Tropical sleeping disease is caused by protozoan trypanosome that can be transmitted to humans by bites of tsetse flies. Covering the entire African village, she can suddenly disappear into thin air and just as suddenly back, hitting a lot of people almost simultaneously. Still could not figure out where it disappears and where once again strikes people for which analyses did not reveal any traces of trypanosomes. It appeared this time the disease was hidden literally under the noses of doctors and scientists, leaving the blood and being preserved as a skin disease.

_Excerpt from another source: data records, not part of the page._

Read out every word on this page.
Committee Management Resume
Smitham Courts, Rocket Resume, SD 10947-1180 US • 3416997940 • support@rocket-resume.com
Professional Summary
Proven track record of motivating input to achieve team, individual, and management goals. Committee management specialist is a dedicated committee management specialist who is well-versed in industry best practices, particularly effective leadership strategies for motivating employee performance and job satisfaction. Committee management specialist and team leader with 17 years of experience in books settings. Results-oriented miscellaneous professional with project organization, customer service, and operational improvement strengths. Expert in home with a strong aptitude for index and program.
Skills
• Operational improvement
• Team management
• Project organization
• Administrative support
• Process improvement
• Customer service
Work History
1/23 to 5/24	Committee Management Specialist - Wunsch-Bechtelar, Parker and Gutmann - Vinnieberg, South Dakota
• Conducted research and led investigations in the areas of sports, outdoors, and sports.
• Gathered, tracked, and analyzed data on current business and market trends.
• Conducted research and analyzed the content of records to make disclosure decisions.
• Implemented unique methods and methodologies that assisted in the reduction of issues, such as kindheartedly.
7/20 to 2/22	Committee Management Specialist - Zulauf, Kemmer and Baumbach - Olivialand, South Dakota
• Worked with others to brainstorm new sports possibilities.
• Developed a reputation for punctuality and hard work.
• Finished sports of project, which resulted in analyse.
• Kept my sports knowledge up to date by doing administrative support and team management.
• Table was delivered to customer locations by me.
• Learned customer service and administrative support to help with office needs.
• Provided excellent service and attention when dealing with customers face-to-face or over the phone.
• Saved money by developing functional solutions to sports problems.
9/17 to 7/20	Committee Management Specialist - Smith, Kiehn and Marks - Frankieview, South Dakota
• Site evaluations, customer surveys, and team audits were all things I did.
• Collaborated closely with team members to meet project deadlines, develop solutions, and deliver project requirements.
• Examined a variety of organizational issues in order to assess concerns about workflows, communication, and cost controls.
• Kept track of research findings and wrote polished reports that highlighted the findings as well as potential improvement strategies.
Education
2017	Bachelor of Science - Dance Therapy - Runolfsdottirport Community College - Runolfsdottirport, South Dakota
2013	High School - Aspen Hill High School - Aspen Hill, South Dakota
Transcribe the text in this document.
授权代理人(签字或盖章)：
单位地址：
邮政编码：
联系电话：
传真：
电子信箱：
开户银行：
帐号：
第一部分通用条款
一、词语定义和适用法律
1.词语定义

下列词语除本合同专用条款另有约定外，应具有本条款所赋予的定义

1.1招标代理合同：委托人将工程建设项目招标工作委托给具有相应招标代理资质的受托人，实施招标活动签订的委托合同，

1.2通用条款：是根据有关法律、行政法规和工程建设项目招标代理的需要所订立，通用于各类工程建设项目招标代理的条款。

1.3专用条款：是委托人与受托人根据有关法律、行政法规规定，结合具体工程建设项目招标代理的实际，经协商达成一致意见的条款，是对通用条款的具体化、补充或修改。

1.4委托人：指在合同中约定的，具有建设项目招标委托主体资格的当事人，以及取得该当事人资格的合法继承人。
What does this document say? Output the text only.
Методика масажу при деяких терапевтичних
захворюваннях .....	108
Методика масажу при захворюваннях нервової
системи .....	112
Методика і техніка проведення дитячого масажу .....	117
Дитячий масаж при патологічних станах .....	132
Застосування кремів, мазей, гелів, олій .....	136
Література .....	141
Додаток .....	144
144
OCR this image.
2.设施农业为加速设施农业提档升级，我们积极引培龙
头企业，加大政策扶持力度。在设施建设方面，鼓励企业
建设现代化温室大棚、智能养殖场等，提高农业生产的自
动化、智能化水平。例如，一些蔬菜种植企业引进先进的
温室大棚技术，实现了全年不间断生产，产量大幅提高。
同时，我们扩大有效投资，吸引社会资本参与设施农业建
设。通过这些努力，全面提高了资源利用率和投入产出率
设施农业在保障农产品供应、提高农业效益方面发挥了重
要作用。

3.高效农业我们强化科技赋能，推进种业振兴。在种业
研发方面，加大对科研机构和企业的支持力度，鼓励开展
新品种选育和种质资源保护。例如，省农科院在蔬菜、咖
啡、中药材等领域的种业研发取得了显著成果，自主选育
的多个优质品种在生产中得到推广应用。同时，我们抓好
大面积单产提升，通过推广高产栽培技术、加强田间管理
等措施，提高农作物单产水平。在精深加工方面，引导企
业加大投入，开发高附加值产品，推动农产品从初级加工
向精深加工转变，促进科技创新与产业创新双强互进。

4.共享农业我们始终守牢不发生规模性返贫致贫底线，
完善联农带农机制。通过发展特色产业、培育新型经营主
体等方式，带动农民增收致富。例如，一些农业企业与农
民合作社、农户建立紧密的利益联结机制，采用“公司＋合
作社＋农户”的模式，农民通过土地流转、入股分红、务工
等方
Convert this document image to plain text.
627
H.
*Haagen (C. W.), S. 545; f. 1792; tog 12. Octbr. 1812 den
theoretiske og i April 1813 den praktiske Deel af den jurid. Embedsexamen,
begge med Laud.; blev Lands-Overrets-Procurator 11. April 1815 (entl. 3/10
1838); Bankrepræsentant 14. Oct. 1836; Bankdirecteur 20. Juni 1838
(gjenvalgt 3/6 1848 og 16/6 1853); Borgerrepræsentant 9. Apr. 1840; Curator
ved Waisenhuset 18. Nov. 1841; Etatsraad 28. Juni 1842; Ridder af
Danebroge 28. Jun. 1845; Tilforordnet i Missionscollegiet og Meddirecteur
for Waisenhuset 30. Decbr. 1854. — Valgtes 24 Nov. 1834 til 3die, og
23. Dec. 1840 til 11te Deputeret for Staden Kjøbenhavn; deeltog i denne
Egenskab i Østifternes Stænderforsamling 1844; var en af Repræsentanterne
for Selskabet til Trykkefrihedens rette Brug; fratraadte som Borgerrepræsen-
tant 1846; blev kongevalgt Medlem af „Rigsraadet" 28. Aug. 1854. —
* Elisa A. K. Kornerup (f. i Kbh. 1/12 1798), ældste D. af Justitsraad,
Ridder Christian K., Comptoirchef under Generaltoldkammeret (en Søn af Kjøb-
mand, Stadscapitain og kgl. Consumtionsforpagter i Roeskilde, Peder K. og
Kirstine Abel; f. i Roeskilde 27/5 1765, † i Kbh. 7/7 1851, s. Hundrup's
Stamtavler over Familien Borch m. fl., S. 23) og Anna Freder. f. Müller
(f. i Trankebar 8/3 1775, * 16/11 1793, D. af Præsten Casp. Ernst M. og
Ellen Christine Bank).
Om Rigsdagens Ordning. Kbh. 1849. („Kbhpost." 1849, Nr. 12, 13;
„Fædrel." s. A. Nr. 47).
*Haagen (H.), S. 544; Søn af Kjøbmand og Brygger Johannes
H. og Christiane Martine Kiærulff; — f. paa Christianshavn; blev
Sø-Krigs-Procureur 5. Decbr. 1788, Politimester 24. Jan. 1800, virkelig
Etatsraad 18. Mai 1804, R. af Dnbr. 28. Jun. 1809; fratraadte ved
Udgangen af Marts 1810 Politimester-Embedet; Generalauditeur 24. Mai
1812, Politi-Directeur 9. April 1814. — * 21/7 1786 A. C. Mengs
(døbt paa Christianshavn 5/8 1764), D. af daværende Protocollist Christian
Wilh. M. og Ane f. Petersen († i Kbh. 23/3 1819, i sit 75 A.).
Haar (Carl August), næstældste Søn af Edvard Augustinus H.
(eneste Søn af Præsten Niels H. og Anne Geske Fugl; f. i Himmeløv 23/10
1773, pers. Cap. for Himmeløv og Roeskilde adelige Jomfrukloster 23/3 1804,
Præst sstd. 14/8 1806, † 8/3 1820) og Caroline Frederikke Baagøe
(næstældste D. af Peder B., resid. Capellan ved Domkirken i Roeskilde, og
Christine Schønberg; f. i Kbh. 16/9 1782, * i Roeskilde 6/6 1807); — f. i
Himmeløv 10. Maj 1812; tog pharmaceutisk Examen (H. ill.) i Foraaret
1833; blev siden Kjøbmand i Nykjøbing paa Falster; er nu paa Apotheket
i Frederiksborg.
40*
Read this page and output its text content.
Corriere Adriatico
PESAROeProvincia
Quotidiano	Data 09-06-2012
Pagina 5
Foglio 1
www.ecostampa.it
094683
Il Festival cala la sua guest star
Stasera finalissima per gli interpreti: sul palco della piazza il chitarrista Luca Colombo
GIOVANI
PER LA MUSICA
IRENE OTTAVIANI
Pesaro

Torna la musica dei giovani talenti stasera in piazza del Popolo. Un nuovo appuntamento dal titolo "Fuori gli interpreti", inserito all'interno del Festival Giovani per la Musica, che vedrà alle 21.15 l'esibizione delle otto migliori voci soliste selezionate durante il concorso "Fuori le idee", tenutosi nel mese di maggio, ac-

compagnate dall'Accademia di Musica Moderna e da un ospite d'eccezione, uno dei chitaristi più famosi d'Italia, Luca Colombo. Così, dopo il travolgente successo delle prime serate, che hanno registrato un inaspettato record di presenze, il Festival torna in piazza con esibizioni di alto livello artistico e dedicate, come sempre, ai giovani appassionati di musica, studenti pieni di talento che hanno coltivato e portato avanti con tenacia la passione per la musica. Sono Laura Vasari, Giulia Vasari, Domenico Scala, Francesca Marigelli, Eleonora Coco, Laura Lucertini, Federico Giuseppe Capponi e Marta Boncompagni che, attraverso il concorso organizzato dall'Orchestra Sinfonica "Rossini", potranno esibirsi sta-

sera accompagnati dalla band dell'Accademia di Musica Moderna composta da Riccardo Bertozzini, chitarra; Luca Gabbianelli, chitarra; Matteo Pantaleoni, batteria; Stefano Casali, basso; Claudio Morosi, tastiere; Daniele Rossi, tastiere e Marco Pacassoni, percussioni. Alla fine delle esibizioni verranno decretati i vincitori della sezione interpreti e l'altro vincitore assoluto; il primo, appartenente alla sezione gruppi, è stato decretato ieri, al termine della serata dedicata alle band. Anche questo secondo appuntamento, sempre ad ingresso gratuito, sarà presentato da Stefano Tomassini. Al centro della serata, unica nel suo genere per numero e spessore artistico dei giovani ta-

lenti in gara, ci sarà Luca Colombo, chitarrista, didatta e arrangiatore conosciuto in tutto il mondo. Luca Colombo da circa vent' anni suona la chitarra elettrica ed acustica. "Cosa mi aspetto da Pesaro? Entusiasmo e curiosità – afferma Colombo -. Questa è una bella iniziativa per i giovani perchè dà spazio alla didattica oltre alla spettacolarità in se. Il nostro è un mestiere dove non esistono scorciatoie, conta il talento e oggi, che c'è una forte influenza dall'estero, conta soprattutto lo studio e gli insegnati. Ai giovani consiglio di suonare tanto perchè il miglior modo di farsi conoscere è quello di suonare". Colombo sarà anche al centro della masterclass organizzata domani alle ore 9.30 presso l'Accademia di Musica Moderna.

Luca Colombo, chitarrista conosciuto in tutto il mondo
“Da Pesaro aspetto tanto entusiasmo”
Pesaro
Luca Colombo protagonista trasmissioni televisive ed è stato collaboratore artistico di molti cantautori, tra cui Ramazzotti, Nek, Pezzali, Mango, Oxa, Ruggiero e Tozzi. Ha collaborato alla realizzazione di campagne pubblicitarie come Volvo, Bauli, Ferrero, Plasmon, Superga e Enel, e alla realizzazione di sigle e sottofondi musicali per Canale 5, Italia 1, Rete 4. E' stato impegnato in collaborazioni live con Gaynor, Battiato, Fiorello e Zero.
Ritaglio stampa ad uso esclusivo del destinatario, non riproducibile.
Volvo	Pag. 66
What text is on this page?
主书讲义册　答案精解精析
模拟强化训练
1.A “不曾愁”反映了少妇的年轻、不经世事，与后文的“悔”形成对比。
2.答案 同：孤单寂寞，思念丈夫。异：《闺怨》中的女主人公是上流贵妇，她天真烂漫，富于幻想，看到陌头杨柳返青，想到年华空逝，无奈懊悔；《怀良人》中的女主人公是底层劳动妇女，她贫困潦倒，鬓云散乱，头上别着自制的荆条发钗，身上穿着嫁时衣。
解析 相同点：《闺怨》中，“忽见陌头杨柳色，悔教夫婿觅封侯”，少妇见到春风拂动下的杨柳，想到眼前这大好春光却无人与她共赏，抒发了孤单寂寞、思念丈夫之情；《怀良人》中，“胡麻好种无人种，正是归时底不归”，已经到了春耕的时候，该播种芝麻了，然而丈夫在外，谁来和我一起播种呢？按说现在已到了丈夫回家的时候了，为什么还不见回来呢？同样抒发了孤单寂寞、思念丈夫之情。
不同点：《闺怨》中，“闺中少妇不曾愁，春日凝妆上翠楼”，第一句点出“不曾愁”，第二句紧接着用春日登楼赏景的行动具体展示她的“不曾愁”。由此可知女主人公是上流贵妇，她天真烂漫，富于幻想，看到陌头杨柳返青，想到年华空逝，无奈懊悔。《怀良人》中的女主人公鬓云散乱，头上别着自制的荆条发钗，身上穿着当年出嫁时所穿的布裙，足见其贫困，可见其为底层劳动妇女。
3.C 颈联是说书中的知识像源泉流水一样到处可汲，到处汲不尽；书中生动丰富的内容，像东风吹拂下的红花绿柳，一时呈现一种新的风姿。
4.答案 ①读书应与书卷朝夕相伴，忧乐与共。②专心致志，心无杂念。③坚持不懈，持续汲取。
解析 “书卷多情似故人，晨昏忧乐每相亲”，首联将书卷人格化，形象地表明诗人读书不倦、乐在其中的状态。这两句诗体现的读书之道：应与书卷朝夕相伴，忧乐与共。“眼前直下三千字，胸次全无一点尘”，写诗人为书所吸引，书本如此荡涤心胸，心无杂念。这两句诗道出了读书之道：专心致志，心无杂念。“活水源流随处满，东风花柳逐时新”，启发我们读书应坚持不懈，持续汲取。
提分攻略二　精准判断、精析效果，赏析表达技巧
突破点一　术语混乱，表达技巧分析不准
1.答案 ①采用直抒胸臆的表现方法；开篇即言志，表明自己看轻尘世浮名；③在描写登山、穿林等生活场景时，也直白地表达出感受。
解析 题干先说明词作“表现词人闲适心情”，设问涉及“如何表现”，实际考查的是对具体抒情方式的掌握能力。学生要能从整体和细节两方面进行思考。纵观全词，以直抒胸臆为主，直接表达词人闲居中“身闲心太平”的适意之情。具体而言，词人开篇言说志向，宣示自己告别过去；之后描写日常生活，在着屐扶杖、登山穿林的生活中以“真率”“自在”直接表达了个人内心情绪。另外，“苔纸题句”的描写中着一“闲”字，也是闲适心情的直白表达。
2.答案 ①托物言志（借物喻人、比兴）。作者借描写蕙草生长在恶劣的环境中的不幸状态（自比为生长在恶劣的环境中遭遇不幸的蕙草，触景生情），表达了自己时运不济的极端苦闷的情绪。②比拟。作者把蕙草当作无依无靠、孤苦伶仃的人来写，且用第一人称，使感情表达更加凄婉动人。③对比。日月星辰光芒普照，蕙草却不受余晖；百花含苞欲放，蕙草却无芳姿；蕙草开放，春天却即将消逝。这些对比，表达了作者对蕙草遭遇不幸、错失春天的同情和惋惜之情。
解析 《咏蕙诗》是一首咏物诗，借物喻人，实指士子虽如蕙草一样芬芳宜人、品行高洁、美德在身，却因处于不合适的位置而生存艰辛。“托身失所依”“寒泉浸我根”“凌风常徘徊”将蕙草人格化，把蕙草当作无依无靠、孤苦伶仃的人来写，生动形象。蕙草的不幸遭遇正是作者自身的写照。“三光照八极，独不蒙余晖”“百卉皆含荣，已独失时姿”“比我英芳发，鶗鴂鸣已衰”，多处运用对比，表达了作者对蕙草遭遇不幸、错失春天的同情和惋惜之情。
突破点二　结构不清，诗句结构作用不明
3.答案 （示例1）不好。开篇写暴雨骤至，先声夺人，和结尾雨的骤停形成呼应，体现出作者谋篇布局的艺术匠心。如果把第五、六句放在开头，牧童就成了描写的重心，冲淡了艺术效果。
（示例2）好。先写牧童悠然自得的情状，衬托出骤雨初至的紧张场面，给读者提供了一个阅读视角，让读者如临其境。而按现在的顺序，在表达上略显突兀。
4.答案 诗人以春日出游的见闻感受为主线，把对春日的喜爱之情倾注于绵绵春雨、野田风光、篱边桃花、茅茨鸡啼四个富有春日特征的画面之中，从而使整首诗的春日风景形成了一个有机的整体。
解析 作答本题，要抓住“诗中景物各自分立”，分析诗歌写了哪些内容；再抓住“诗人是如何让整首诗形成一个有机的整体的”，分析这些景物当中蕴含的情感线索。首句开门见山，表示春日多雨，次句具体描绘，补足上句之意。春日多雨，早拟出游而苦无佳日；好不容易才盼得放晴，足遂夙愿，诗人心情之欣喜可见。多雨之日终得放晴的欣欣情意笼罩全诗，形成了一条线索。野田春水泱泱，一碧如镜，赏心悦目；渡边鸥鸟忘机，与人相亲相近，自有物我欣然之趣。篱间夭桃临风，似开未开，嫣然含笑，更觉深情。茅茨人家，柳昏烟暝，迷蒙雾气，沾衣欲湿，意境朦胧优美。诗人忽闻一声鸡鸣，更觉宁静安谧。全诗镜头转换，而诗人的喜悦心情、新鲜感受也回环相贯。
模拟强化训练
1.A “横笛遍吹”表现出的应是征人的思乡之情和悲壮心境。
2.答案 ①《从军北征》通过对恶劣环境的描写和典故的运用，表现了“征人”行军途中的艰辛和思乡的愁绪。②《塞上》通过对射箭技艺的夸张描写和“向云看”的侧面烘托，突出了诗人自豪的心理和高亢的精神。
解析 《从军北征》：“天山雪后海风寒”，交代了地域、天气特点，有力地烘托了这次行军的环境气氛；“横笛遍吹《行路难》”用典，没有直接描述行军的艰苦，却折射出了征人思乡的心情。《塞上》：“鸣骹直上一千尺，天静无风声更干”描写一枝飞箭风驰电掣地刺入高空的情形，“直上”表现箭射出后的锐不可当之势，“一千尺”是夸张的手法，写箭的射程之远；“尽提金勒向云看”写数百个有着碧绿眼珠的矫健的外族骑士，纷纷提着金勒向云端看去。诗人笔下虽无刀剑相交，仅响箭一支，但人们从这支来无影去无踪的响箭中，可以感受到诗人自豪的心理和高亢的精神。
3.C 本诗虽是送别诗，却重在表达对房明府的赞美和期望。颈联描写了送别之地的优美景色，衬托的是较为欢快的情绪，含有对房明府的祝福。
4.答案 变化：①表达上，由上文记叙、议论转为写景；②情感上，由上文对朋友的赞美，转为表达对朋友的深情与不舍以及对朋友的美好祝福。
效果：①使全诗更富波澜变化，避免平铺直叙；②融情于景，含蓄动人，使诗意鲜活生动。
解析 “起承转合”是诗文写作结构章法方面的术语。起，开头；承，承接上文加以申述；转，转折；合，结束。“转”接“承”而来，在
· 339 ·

Researchers from Europe and the Congo, working headed by Annette McLeod (Annette MacLeod of the University of Glasgow, pointed out that after the remarkable successes that have been achieved in the fight against trypanosome in the middle of the twentieth century, the incidence of them fell to 7-10 thousand cases a year, almost always fatal. Given the fact that the risk area is home to more than 65 million people, it is quite small, but the doctors could not get rid of these last thousand.
The paper used is of archival history and materials biopsies of men who underwent treatment in the clinics of the Congo in the first half of the 1990s. In the skin of some Macleod and her colleagues had detected the presence of trypanosomes, although at the time of treatment did not notice them and no characteristic symptoms, these patients did not show. In experiments on mice it was shown that parasites can settle what the skin and, moreover, spread by the flies from the skin-to-skin. Strictly speaking, this propagation mechanism has not been demonstrated, but the authors believe that the skin is “undervalued reservoir” trypanosomic infections.
It is in the skin, apparently, hiding an infection in those periods when she stops to show up and Express themselves with bright symptoms, because doctors still test for the presence of trypanosomes only blood samples. Now, finding the secret lair of the enemy, doctors can deploy the final attack on the deadly sleeping sickness.